Regen in Leiden? Dann ist es erst richtig gut

Leiden ist für schlechtes Wetter gemacht: dreizehn Museen auf einem Quadratkilometer, überdachte Rundfahrtboote, braune Cafés mit beschlagenen Scheiben und überall eine Tür zum Unterschlüpfen.

Den ganzen Tag drinnen

  • Naturalis: das größte naturhistorische Museum der Niederlande, leicht ein halber Tag.
  • Antikenmuseum (RMO): Ägypten, Mumien und der Tempel von Taffeh.
  • Museum De Lakenhal: Leidener Meister, darunter früher Rembrandt.
  • Rijksmuseum Boerhaave: Wissenschaftsgeschichte, überraschend gut mit Kindern.
  • Wereldmuseum Leiden: Weltkulturen in einem Gebäude des 19. Jahrhunderts.

Draußen, aber trocken

  • Eine überdachte Grachtenfahrt: im Regen sind die Grachten am schönsten.
  • Der Hortus botanicus mit tropischen Gewächshäusern und Wintergarten.
  • Die überdachte Markthalle und die Einkaufsstraßen um die Haarlemmerstraat.
  • Die Universitätsbibliothek und die Leidener Buchhandlungen.

Und dann ein Café

Zum Abschluss in ein braunes Café an der Nieuwe Rijn oder am Pieterskerkhof: Apfelkuchen, ein lokales Bier und Blick auf das Wasser im Regen.

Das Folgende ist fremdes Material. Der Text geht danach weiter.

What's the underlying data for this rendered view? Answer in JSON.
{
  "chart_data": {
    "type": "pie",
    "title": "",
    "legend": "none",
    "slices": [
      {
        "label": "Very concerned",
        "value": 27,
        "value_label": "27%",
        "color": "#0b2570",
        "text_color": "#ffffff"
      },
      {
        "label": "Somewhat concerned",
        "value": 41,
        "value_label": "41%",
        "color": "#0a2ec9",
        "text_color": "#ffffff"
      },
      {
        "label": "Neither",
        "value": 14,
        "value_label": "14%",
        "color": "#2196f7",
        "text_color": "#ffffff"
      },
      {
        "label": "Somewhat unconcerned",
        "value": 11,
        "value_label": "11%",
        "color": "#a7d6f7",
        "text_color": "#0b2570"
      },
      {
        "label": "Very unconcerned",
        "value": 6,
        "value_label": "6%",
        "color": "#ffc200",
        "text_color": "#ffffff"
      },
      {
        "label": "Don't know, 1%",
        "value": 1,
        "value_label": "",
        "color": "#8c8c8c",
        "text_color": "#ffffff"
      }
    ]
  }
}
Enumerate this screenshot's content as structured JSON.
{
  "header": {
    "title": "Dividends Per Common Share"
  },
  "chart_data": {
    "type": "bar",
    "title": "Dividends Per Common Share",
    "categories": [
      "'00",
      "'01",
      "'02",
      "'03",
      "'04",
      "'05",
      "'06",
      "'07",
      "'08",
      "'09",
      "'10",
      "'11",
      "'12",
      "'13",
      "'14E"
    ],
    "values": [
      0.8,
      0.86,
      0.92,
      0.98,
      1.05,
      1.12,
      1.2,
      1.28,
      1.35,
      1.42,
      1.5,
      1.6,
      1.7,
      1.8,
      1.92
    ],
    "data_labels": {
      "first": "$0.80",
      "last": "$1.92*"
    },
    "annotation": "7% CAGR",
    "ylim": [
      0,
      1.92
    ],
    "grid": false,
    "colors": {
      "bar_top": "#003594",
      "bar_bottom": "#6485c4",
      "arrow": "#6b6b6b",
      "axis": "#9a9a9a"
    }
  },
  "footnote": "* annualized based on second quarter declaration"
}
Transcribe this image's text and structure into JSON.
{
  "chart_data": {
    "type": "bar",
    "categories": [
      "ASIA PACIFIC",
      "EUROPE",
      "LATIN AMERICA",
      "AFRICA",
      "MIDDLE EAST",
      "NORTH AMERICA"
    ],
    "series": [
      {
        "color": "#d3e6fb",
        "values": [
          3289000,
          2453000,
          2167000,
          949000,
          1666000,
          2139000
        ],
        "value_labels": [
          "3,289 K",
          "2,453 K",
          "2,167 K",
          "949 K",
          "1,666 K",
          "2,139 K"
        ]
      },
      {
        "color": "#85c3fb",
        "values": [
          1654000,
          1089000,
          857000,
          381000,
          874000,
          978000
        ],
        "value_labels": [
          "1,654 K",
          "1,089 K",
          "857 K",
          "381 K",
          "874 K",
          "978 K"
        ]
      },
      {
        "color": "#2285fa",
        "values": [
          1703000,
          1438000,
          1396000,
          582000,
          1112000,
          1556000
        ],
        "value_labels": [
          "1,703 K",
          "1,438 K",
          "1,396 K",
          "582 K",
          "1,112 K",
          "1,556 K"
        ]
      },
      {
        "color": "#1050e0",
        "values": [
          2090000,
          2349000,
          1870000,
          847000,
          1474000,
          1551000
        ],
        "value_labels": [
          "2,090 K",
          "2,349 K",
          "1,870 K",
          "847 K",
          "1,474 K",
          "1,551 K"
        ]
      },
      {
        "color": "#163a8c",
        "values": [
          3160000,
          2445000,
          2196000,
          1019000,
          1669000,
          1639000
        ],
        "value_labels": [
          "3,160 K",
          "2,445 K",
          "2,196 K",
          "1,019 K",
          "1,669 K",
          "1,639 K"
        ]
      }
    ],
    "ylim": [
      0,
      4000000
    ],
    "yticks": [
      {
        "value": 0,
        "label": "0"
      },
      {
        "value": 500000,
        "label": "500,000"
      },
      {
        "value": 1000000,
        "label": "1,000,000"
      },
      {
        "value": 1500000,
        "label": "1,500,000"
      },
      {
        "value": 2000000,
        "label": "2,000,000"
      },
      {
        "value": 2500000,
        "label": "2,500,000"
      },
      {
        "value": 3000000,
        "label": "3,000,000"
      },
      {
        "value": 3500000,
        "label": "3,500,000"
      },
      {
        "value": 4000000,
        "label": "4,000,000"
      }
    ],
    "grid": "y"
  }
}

Meist ist es nur ein kurzer Schauer — das niederländische Wetter dreht innerhalb einer Stunde.

Häufige Fragen

Was kann man in Leiden bei Regen machen?
Dreizehn Museen, eine überdachte Grachtenfahrt, die tropischen Gewächshäuser des Hortus oder Einkaufsstraßen und Cafés — alles zu Fuß erreichbar.
Wie viele Museen hat Leiden?
Dreizehn, davon fünf Nationalmuseen. Damit hat Leiden die höchste Museumsdichte der Niederlande.